第2話

『1セットマッチ』というのは、いわゆる団体戦における一人当たりの試合と同じ長さだ。

 つまり本格的な試合の長さで闘うことになる。


 次二郎と入学初日で闘ったときは、『1ゲーム』という長さだった。


 4ポイント先に取ったら1ゲームがもらえるというものだ。1セットはさらに6ゲームを取った方の勝ち、という試合形式である。

 試合が長い、ということは、次二郎の時のような、その場の勢いと流れによるごまかしが効かないということである。

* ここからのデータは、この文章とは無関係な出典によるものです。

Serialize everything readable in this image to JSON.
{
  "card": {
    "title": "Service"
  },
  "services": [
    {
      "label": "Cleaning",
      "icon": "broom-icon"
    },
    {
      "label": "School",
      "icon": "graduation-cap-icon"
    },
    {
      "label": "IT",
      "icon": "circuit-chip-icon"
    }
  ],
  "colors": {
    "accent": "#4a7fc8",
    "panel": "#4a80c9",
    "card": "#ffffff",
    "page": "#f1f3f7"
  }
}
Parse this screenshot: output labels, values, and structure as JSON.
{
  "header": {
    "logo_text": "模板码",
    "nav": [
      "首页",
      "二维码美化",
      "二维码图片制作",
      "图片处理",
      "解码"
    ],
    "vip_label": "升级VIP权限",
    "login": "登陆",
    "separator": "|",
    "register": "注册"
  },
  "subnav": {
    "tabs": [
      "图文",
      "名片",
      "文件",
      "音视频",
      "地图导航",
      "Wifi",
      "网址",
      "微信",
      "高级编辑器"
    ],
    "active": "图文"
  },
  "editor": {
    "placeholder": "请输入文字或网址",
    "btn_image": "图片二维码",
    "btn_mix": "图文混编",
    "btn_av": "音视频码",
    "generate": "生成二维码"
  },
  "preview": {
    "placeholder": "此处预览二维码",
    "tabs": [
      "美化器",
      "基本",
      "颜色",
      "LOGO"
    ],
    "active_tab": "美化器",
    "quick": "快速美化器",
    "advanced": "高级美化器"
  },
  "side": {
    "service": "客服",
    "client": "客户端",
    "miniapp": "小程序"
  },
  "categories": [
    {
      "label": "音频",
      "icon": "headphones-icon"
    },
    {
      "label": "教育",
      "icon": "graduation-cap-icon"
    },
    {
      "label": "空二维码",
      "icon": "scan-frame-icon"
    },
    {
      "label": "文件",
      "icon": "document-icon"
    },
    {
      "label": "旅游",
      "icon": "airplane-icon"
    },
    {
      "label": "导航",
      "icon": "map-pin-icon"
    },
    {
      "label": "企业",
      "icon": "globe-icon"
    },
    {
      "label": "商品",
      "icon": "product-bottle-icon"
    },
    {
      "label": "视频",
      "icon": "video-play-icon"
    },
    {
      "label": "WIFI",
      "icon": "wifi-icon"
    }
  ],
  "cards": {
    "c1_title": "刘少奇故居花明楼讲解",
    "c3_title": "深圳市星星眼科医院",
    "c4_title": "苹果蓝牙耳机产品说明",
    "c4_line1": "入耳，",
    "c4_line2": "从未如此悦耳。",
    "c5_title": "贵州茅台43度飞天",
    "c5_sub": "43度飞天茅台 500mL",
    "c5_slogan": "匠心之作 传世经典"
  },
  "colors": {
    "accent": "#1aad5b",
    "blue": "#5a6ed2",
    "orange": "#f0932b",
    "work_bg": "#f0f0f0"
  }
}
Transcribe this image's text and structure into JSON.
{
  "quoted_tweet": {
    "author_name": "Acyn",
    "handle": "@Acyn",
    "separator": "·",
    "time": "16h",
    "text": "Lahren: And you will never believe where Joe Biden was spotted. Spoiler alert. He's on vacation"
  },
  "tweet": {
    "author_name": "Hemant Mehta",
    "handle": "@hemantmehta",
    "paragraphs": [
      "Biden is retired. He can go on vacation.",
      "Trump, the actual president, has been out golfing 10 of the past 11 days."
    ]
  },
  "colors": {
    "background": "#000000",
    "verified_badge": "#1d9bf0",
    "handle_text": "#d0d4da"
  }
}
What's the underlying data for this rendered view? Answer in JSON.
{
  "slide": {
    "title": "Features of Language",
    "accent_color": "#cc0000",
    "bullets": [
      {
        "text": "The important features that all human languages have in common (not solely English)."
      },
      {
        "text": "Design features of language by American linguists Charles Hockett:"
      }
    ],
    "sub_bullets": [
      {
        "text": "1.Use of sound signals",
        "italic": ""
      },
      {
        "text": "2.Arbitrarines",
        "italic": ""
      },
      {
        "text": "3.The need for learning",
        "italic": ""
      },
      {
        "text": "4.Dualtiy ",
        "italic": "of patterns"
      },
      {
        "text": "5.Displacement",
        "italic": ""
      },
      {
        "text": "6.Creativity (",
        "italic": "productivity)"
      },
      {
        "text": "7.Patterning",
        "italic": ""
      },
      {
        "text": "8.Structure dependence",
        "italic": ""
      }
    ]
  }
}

 いや、効く場合があっても、一瞬だけだ。勝利には繋がらない。


 さて……、どうしたものか。


「サーブは王くんでいいよ。急に来たのはワタクシ達だしね」

「あ、ありがとう」


 ぶっちゃけ、こんな左腕じゃあ、サーブ側の優位性なんてゼロなんだけどな。

 サーブは相変わらず下から打つ型だ。一応、アンダーサーブという名前がある。

 通常の……、オーバーヘッドサーブに見られるような、あのカッコイイ振りかぶりも打ち付けるスイングもない。

 威力もない。

 それ以前に入れる必要があるから、アンダーサーブにするしかない。


 そんなサーブを、俺は静かに打った。恥ずかしがるそぶりも見せずに。

 一方の愛仁は、俺のサーブがアンダーサーブという事実に一瞬驚いたように見せ、直後にポジション移動した。

 そう、打った後に移動しても追いつくぐらい遅いのだ。


 さて、そんなアンダーサーブであるが、これでも一応成長はしている。入学初日の物とは大きく違う。

 それは回転だ。


 これは『壁』の練習における副次的な作用と言ってもいい。

 『壁』の練習で、俺は左手の手首を固定することが出来るようになった。


 つまり、手首の『ブレ』が抑えられるようになったのだ。

 もちろん、逆ベクトルの技術であるスナップはまだまだ出来そうにもないし、強いスイングや高い球威を相手には固定も難しい。

 しかし、サーブの為に自分が放ったトス相手なら楽勝だ。


 そうして、固定された手首を用いて、『振り下ろす』ようにアンダーサーブを打つ。

 ポイントはラケットの面を上に向けること。そして、手首のスナップを効かせないこと。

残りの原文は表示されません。